I can’t believe it was 39 years ago. Oh, man!Carrie, my first film. I was lucky… a friend of mine, his wife was the casting director on it. So she got me an audition for it. And I got it. It was amazing. It was the first movie for a lot of us, and… it was just playing, we just had a great time. It took three weeks to shoot the prom scene, so there was lots of sitting around, and we just had so much fun, exchanging stories, and bonding, and then we just really became great friends from it. And I already had some friends who were in the film, too, so that was a lot of fun. You get to work with your friends. What’s better than that?
It was interesting, because at first we thought she was a little standoff-ish. And then we realized, no, she’s in character, because her character Carrie was different from the rest of the kids. And that was the way she got into her character. It was fun hanging out with Betty Buckley, who was the teacher. Was a great friend. She always had her little dog with her. John Travolta, it was terrific, and Nancy Allen, Amy Irving… because we were all around the same age. Like I said, it was the first film for a lot of us. We had no idea it was going to be a big film. It was just this low budget little horror movie. And we had no idea that it was going to turn into what it did. And the Academy Awards nominations that it got. We were shocked! It was so much fun, also, the first time I saw it. I went with a bunch of friends to a midnight show in Hollywood. And to see yourself on the big screen like that, and get laughs, that was the best part.
I played “The Beak” in Carrie. I was originally going to be the drummer at the prom, in the band, the drummer in the band. And we got to the first day of shooting, and Brian said, “Mmmm… I don’t know about that. Let’s give you a camera.” So I became the photographer. And I don’t know who’s idea it was to give me the T-shirt with the tuxedo printed on it. But it was a gift, believe me. Because it made me different from everybody else, at the prom. And I had this hat—I still have the hat. [Gets his hat] This is the hat I wore in Carrie—there’s even still some fake blood spots on here someplace. This is my own hat.

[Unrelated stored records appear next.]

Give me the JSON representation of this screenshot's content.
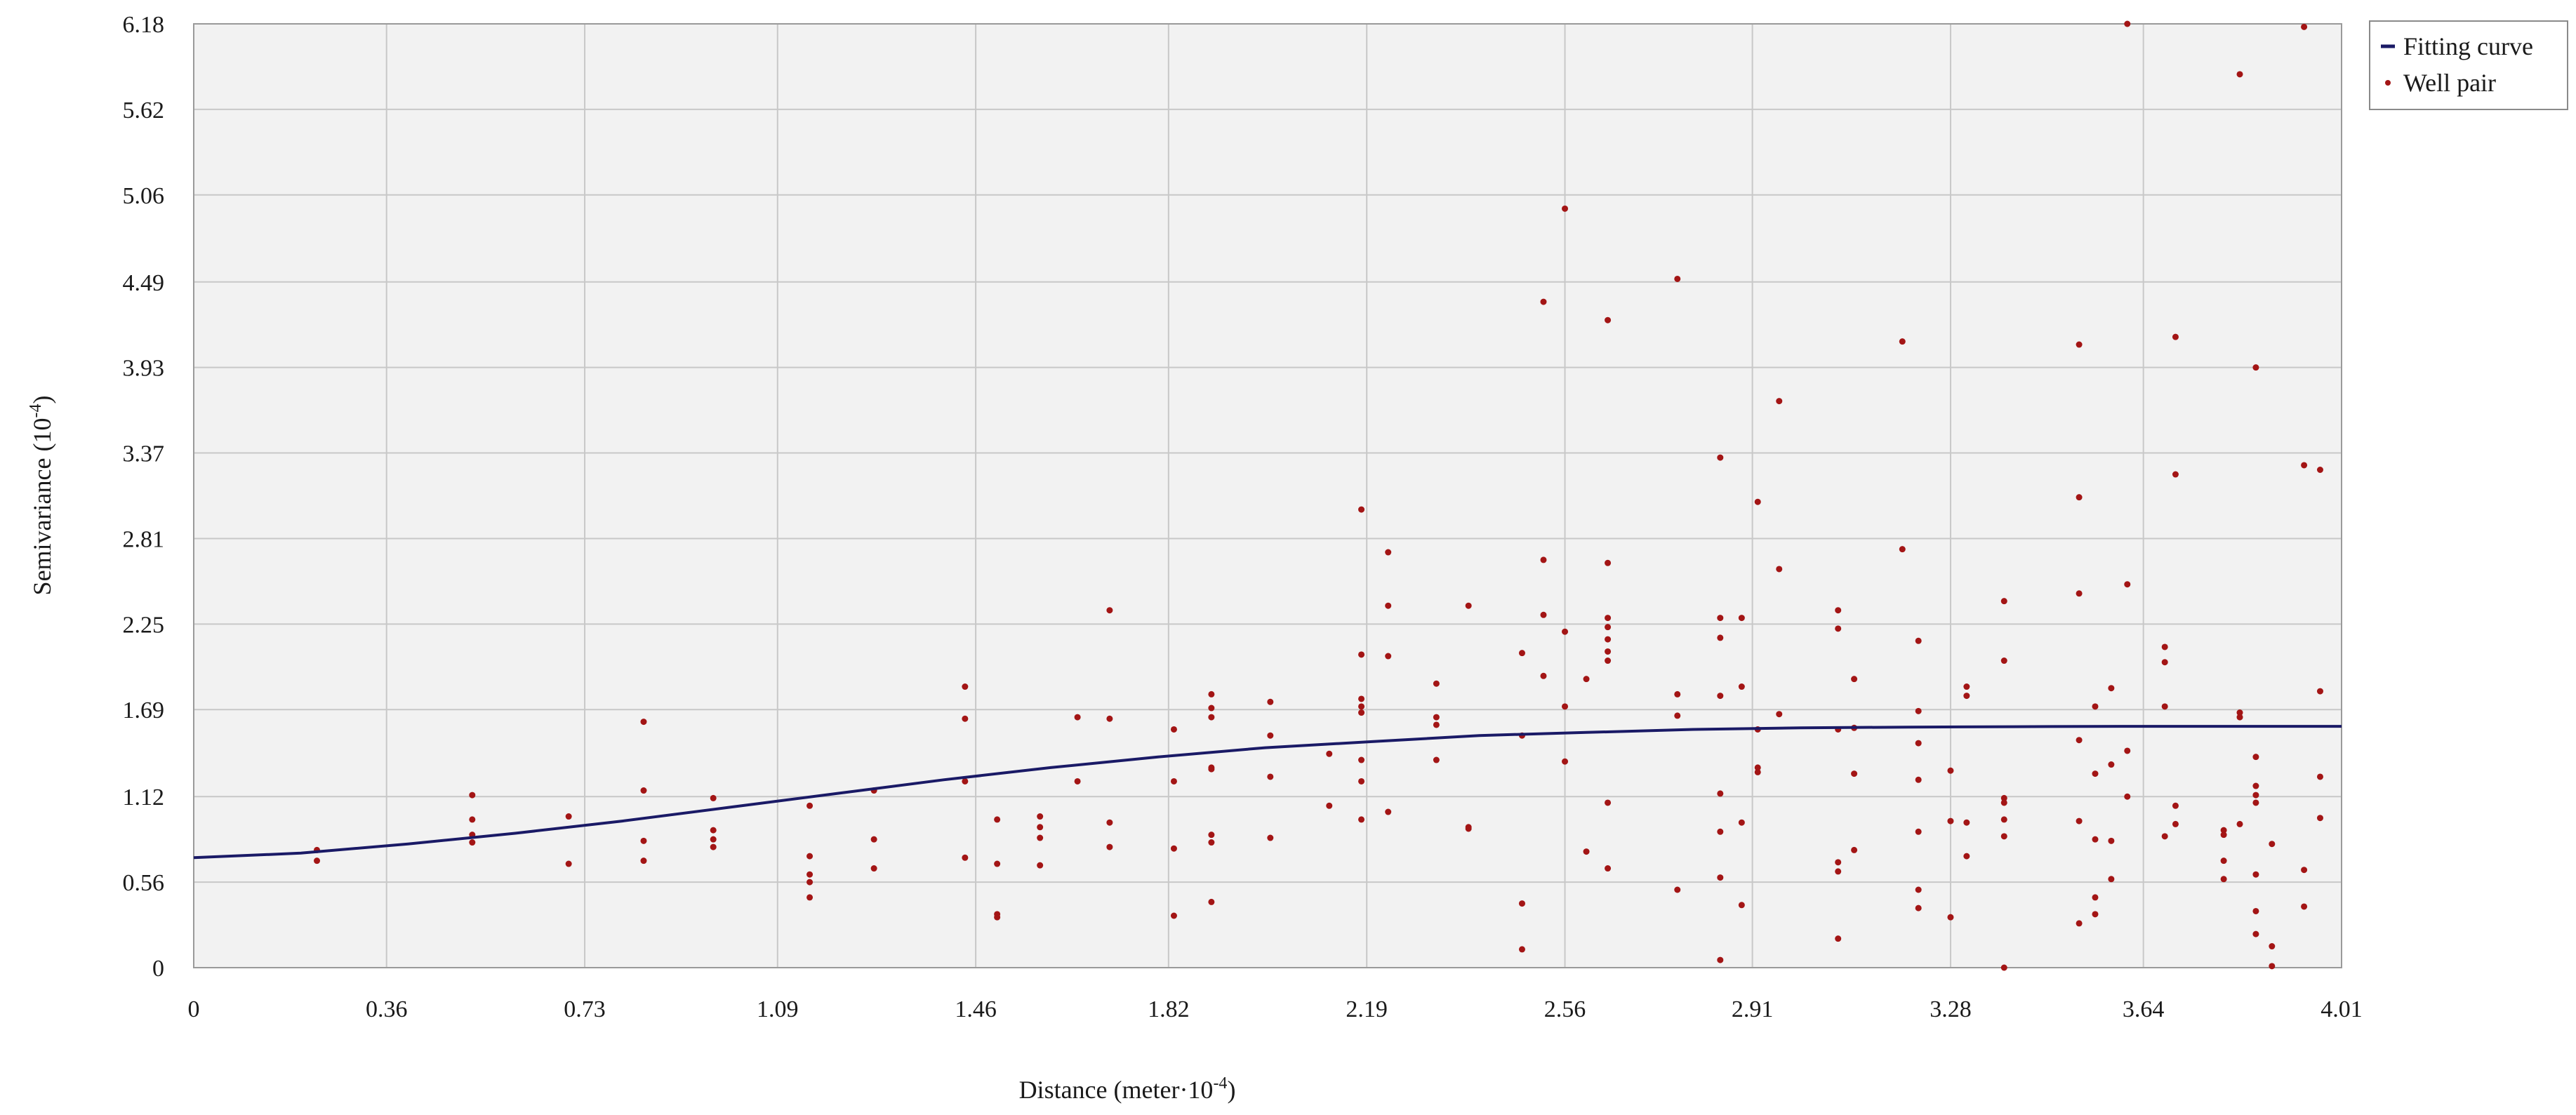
{
  "chart_data": {
    "type": "scatter",
    "xlabel": "Distance (meter·10",
    "xlabel_exp": "-4",
    "xlabel_close": ")",
    "ylabel": "Semivariance (10",
    "ylabel_exp": "-4",
    "ylabel_close": ")",
    "xlim": [
      0,
      4.01
    ],
    "ylim": [
      0,
      6.18
    ],
    "x_ticks": [
      0,
      0.36,
      0.73,
      1.09,
      1.46,
      1.82,
      2.19,
      2.56,
      2.91,
      3.28,
      3.64,
      4.01
    ],
    "x_tick_labels": [
      "0",
      "0.36",
      "0.73",
      "1.09",
      "1.46",
      "1.82",
      "2.19",
      "2.56",
      "2.91",
      "3.28",
      "3.64",
      "4.01"
    ],
    "y_ticks": [
      0,
      0.56,
      1.12,
      1.69,
      2.25,
      2.81,
      3.37,
      3.93,
      4.49,
      5.06,
      5.62,
      6.18
    ],
    "y_tick_labels": [
      "0",
      "0.56",
      "1.12",
      "1.69",
      "2.25",
      "2.81",
      "3.37",
      "3.93",
      "4.49",
      "5.06",
      "5.62",
      "6.18"
    ],
    "grid": true,
    "legend_position": "top-right outside",
    "colors": {
      "curve": "#1a1a66",
      "points": "#a31515",
      "plot_bg": "#f2f2f2",
      "grid": "#c8c8c8"
    },
    "series": [
      {
        "name": "Fitting curve",
        "kind": "line",
        "x": [
          0,
          0.2,
          0.4,
          0.6,
          0.8,
          1.0,
          1.2,
          1.4,
          1.6,
          1.8,
          2.0,
          2.2,
          2.4,
          2.6,
          2.8,
          3.0,
          3.2,
          3.4,
          3.6,
          3.8,
          4.01
        ],
        "y": [
          0.72,
          0.75,
          0.81,
          0.88,
          0.96,
          1.05,
          1.14,
          1.23,
          1.31,
          1.38,
          1.44,
          1.48,
          1.52,
          1.54,
          1.56,
          1.57,
          1.575,
          1.578,
          1.58,
          1.58,
          1.58
        ]
      },
      {
        "name": "Well pair",
        "kind": "scatter",
        "points": [
          [
            0.23,
            0.77
          ],
          [
            0.23,
            0.7
          ],
          [
            0.52,
            1.13
          ],
          [
            0.52,
            0.97
          ],
          [
            0.52,
            0.87
          ],
          [
            0.52,
            0.82
          ],
          [
            0.7,
            0.99
          ],
          [
            0.7,
            0.68
          ],
          [
            0.84,
            1.61
          ],
          [
            0.84,
            1.16
          ],
          [
            0.84,
            0.83
          ],
          [
            0.84,
            0.7
          ],
          [
            0.97,
            1.11
          ],
          [
            0.97,
            0.9
          ],
          [
            0.97,
            0.84
          ],
          [
            0.97,
            0.79
          ],
          [
            1.15,
            1.06
          ],
          [
            1.15,
            0.73
          ],
          [
            1.15,
            0.61
          ],
          [
            1.15,
            0.56
          ],
          [
            1.15,
            0.46
          ],
          [
            1.27,
            1.16
          ],
          [
            1.27,
            0.84
          ],
          [
            1.27,
            0.65
          ],
          [
            1.44,
            1.84
          ],
          [
            1.44,
            1.63
          ],
          [
            1.44,
            1.22
          ],
          [
            1.44,
            0.72
          ],
          [
            1.5,
            0.97
          ],
          [
            1.5,
            0.68
          ],
          [
            1.5,
            0.35
          ],
          [
            1.5,
            0.33
          ],
          [
            1.58,
            0.99
          ],
          [
            1.58,
            0.92
          ],
          [
            1.58,
            0.85
          ],
          [
            1.58,
            0.67
          ],
          [
            1.65,
            1.64
          ],
          [
            1.65,
            1.22
          ],
          [
            1.71,
            2.34
          ],
          [
            1.71,
            1.63
          ],
          [
            1.71,
            0.95
          ],
          [
            1.71,
            0.79
          ],
          [
            1.83,
            1.56
          ],
          [
            1.83,
            1.22
          ],
          [
            1.83,
            0.78
          ],
          [
            1.83,
            0.34
          ],
          [
            1.9,
            1.79
          ],
          [
            1.9,
            1.7
          ],
          [
            1.9,
            1.64
          ],
          [
            1.9,
            1.31
          ],
          [
            1.9,
            1.3
          ],
          [
            1.9,
            0.87
          ],
          [
            1.9,
            0.82
          ],
          [
            1.9,
            0.43
          ],
          [
            2.01,
            1.74
          ],
          [
            2.01,
            1.52
          ],
          [
            2.01,
            1.25
          ],
          [
            2.01,
            0.85
          ],
          [
            2.12,
            1.4
          ],
          [
            2.12,
            1.06
          ],
          [
            2.18,
            3.0
          ],
          [
            2.18,
            2.05
          ],
          [
            2.18,
            1.76
          ],
          [
            2.18,
            1.71
          ],
          [
            2.18,
            1.67
          ],
          [
            2.18,
            1.36
          ],
          [
            2.18,
            1.22
          ],
          [
            2.18,
            0.97
          ],
          [
            2.23,
            2.72
          ],
          [
            2.23,
            2.37
          ],
          [
            2.23,
            2.04
          ],
          [
            2.23,
            1.02
          ],
          [
            2.32,
            1.86
          ],
          [
            2.32,
            1.64
          ],
          [
            2.32,
            1.59
          ],
          [
            2.32,
            1.36
          ],
          [
            2.38,
            2.37
          ],
          [
            2.38,
            0.92
          ],
          [
            2.38,
            0.91
          ],
          [
            2.48,
            2.06
          ],
          [
            2.48,
            1.52
          ],
          [
            2.48,
            0.42
          ],
          [
            2.48,
            0.12
          ],
          [
            2.52,
            4.36
          ],
          [
            2.52,
            2.67
          ],
          [
            2.52,
            2.31
          ],
          [
            2.52,
            1.91
          ],
          [
            2.56,
            4.97
          ],
          [
            2.56,
            2.2
          ],
          [
            2.56,
            1.71
          ],
          [
            2.56,
            1.35
          ],
          [
            2.6,
            1.89
          ],
          [
            2.6,
            0.76
          ],
          [
            2.64,
            4.24
          ],
          [
            2.64,
            2.65
          ],
          [
            2.64,
            2.29
          ],
          [
            2.64,
            2.23
          ],
          [
            2.64,
            2.15
          ],
          [
            2.64,
            2.07
          ],
          [
            2.64,
            2.01
          ],
          [
            2.64,
            1.08
          ],
          [
            2.64,
            0.65
          ],
          [
            2.77,
            4.51
          ],
          [
            2.77,
            1.79
          ],
          [
            2.77,
            1.65
          ],
          [
            2.77,
            0.51
          ],
          [
            2.85,
            3.34
          ],
          [
            2.85,
            2.29
          ],
          [
            2.85,
            2.16
          ],
          [
            2.85,
            1.78
          ],
          [
            2.85,
            1.14
          ],
          [
            2.85,
            0.89
          ],
          [
            2.85,
            0.59
          ],
          [
            2.85,
            0.05
          ],
          [
            2.89,
            2.29
          ],
          [
            2.89,
            1.84
          ],
          [
            2.89,
            0.95
          ],
          [
            2.89,
            0.41
          ],
          [
            2.92,
            3.05
          ],
          [
            2.92,
            1.56
          ],
          [
            2.92,
            1.31
          ],
          [
            2.92,
            1.28
          ],
          [
            2.96,
            3.71
          ],
          [
            2.96,
            2.61
          ],
          [
            2.96,
            1.66
          ],
          [
            3.07,
            2.34
          ],
          [
            3.07,
            2.22
          ],
          [
            3.07,
            1.56
          ],
          [
            3.07,
            0.69
          ],
          [
            3.07,
            0.63
          ],
          [
            3.07,
            0.19
          ],
          [
            3.1,
            1.89
          ],
          [
            3.1,
            1.57
          ],
          [
            3.1,
            1.27
          ],
          [
            3.1,
            0.77
          ],
          [
            3.19,
            4.1
          ],
          [
            3.19,
            2.74
          ],
          [
            3.22,
            2.14
          ],
          [
            3.22,
            1.68
          ],
          [
            3.22,
            1.47
          ],
          [
            3.22,
            1.23
          ],
          [
            3.22,
            0.89
          ],
          [
            3.22,
            0.51
          ],
          [
            3.22,
            0.39
          ],
          [
            3.28,
            1.29
          ],
          [
            3.28,
            0.96
          ],
          [
            3.28,
            0.33
          ],
          [
            3.31,
            1.84
          ],
          [
            3.31,
            1.78
          ],
          [
            3.31,
            0.95
          ],
          [
            3.31,
            0.73
          ],
          [
            3.38,
            2.4
          ],
          [
            3.38,
            2.01
          ],
          [
            3.38,
            1.11
          ],
          [
            3.38,
            1.08
          ],
          [
            3.38,
            0.97
          ],
          [
            3.38,
            0.86
          ],
          [
            3.38,
            0.0
          ],
          [
            3.52,
            4.08
          ],
          [
            3.52,
            3.08
          ],
          [
            3.52,
            2.45
          ],
          [
            3.52,
            1.49
          ],
          [
            3.52,
            0.96
          ],
          [
            3.52,
            0.29
          ],
          [
            3.55,
            1.71
          ],
          [
            3.55,
            1.27
          ],
          [
            3.55,
            0.84
          ],
          [
            3.55,
            0.46
          ],
          [
            3.55,
            0.35
          ],
          [
            3.58,
            1.83
          ],
          [
            3.58,
            1.33
          ],
          [
            3.58,
            0.83
          ],
          [
            3.58,
            0.58
          ],
          [
            3.61,
            6.18
          ],
          [
            3.61,
            2.51
          ],
          [
            3.61,
            1.42
          ],
          [
            3.61,
            1.12
          ],
          [
            3.68,
            2.1
          ],
          [
            3.68,
            2.0
          ],
          [
            3.68,
            1.71
          ],
          [
            3.68,
            0.86
          ],
          [
            3.7,
            4.13
          ],
          [
            3.7,
            3.23
          ],
          [
            3.7,
            1.06
          ],
          [
            3.7,
            0.94
          ],
          [
            3.79,
            0.9
          ],
          [
            3.79,
            0.87
          ],
          [
            3.79,
            0.7
          ],
          [
            3.79,
            0.58
          ],
          [
            3.82,
            5.85
          ],
          [
            3.82,
            1.67
          ],
          [
            3.82,
            1.64
          ],
          [
            3.82,
            0.94
          ],
          [
            3.85,
            3.93
          ],
          [
            3.85,
            1.38
          ],
          [
            3.85,
            1.19
          ],
          [
            3.85,
            1.13
          ],
          [
            3.85,
            1.08
          ],
          [
            3.85,
            0.61
          ],
          [
            3.85,
            0.37
          ],
          [
            3.85,
            0.22
          ],
          [
            3.88,
            0.81
          ],
          [
            3.88,
            0.14
          ],
          [
            3.88,
            0.01
          ],
          [
            3.94,
            6.16
          ],
          [
            3.94,
            3.29
          ],
          [
            3.94,
            0.64
          ],
          [
            3.94,
            0.4
          ],
          [
            3.97,
            3.26
          ],
          [
            3.97,
            1.81
          ],
          [
            3.97,
            1.25
          ],
          [
            3.97,
            0.98
          ]
        ]
      }
    ]
  }
}
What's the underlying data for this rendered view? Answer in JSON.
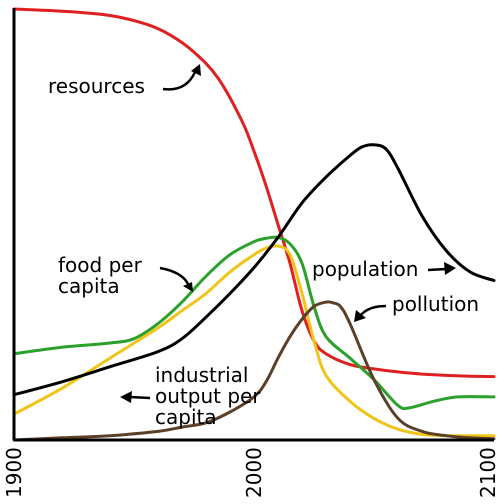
{
  "chart_data": {
    "type": "line",
    "title": "",
    "xlabel": "",
    "ylabel": "",
    "xlim": [
      1900,
      2100
    ],
    "ylim": [
      0,
      1
    ],
    "x_ticks": [
      1900,
      2000,
      2100
    ],
    "x_tick_labels": [
      "1900",
      "2000",
      "2100"
    ],
    "grid": false,
    "series": [
      {
        "name": "resources",
        "color": "#e02020",
        "x": [
          1900,
          1920,
          1940,
          1955,
          1965,
          1975,
          1985,
          1995,
          2000,
          2005,
          2010,
          2015,
          2020,
          2025,
          2030,
          2040,
          2050,
          2060,
          2070,
          2080,
          2090,
          2100
        ],
        "y": [
          1.0,
          0.995,
          0.985,
          0.965,
          0.94,
          0.9,
          0.84,
          0.74,
          0.67,
          0.59,
          0.5,
          0.41,
          0.3,
          0.23,
          0.2,
          0.175,
          0.165,
          0.158,
          0.153,
          0.15,
          0.148,
          0.147
        ]
      },
      {
        "name": "food per capita",
        "color": "#2ca02c",
        "x": [
          1900,
          1920,
          1940,
          1950,
          1960,
          1970,
          1980,
          1990,
          2000,
          2005,
          2010,
          2015,
          2020,
          2025,
          2030,
          2040,
          2050,
          2060,
          2065,
          2075,
          2085,
          2100
        ],
        "y": [
          0.2,
          0.215,
          0.225,
          0.235,
          0.27,
          0.32,
          0.38,
          0.43,
          0.46,
          0.468,
          0.47,
          0.455,
          0.41,
          0.31,
          0.24,
          0.19,
          0.14,
          0.08,
          0.075,
          0.09,
          0.1,
          0.1
        ]
      },
      {
        "name": "industrial output per capita",
        "color": "#f0c418",
        "x": [
          1900,
          1920,
          1940,
          1960,
          1970,
          1980,
          1990,
          2000,
          2005,
          2010,
          2015,
          2020,
          2025,
          2030,
          2040,
          2050,
          2060,
          2070,
          2080,
          2090,
          2100
        ],
        "y": [
          0.06,
          0.12,
          0.19,
          0.26,
          0.3,
          0.34,
          0.39,
          0.43,
          0.445,
          0.45,
          0.43,
          0.34,
          0.23,
          0.15,
          0.09,
          0.05,
          0.025,
          0.013,
          0.01,
          0.01,
          0.01
        ]
      },
      {
        "name": "population",
        "color": "#000000",
        "x": [
          1900,
          1920,
          1940,
          1960,
          1970,
          1980,
          1990,
          2000,
          2010,
          2020,
          2030,
          2040,
          2045,
          2050,
          2055,
          2060,
          2070,
          2080,
          2090,
          2100
        ],
        "y": [
          0.105,
          0.135,
          0.17,
          0.205,
          0.235,
          0.285,
          0.34,
          0.4,
          0.47,
          0.55,
          0.61,
          0.66,
          0.68,
          0.685,
          0.675,
          0.63,
          0.52,
          0.44,
          0.39,
          0.37
        ]
      },
      {
        "name": "pollution",
        "color": "#5a4028",
        "x": [
          1900,
          1920,
          1940,
          1960,
          1970,
          1980,
          1990,
          2000,
          2005,
          2010,
          2015,
          2020,
          2025,
          2030,
          2033,
          2036,
          2040,
          2050,
          2060,
          2070,
          2080,
          2090,
          2100
        ],
        "y": [
          0.0,
          0.005,
          0.01,
          0.02,
          0.03,
          0.04,
          0.065,
          0.1,
          0.135,
          0.19,
          0.24,
          0.28,
          0.31,
          0.32,
          0.318,
          0.31,
          0.27,
          0.14,
          0.05,
          0.02,
          0.01,
          0.005,
          0.003
        ]
      }
    ],
    "annotations": [
      {
        "text": [
          "resources"
        ],
        "series": "resources"
      },
      {
        "text": [
          "food per",
          "capita"
        ],
        "series": "food per capita"
      },
      {
        "text": [
          "industrial",
          "output per",
          "capita"
        ],
        "series": "industrial output per capita"
      },
      {
        "text": [
          "population"
        ],
        "series": "population"
      },
      {
        "text": [
          "pollution"
        ],
        "series": "pollution"
      }
    ]
  }
}
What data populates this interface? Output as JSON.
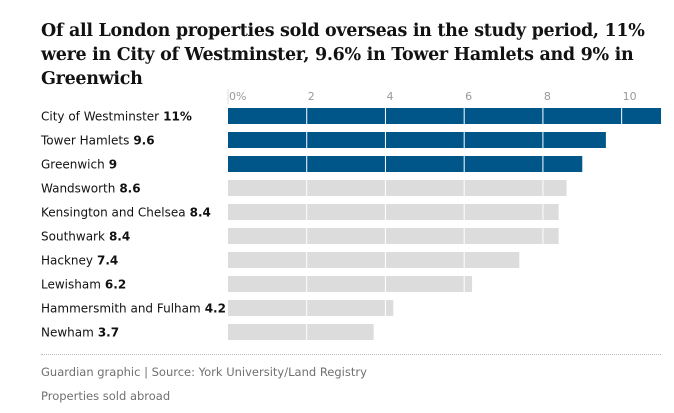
{
  "chart_data": {
    "type": "bar",
    "orientation": "horizontal",
    "title": "Of all London properties sold overseas in the study period, 11% were in City of Westminster, 9.6% in Tower Hamlets and 9% in Greenwich",
    "categories": [
      "City of Westminster",
      "Tower Hamlets",
      "Greenwich",
      "Wandsworth",
      "Kensington and Chelsea",
      "Southwark",
      "Hackney",
      "Lewisham",
      "Hammersmith and Fulham",
      "Newham"
    ],
    "values": [
      11,
      9.6,
      9,
      8.6,
      8.4,
      8.4,
      7.4,
      6.2,
      4.2,
      3.7
    ],
    "value_labels": [
      "11%",
      "9.6",
      "9",
      "8.6",
      "8.4",
      "8.4",
      "7.4",
      "6.2",
      "4.2",
      "3.7"
    ],
    "highlighted": [
      true,
      true,
      true,
      false,
      false,
      false,
      false,
      false,
      false,
      false
    ],
    "x_ticks": [
      0,
      2,
      4,
      6,
      8,
      10
    ],
    "x_tick_labels": [
      "0%",
      "2",
      "4",
      "6",
      "8",
      "10"
    ],
    "xlim": [
      0,
      11
    ],
    "grid": true,
    "legend": "none",
    "colors": {
      "highlight": "#005689",
      "default": "#dcdcdc",
      "gridline": "#ffffff",
      "tick_text": "#999999"
    }
  },
  "footer": {
    "source": "Guardian graphic | Source: York University/Land Registry",
    "note": "Properties sold abroad"
  }
}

I got this at Famous-Barr, and, I don’t know, I guess I wore it to the audition, and Brian, the director, said, “Keep it!” So it helped me make the character. And it was a lot of fun. I was really lucky, because I’d worked on the film, I’d been released, I was done shooting, and then like a week later, they called up and they said, “Brian’s come up with another scene. Are you available?” So that’s where we got the tuxedo shop scene, which was all improvised. And improv is what I do, so it was a lot of fun, just coming up with stuff. And a great time—me, and Bill Katt, and Harry Gold—we were the three guys in that scene. We spent a lot of time together, and really became great friends. It was a lot of fun. And here it is, almost 40 years later. Hard to believe that it’s still playing. And it plays every Halloween on TV all over the place.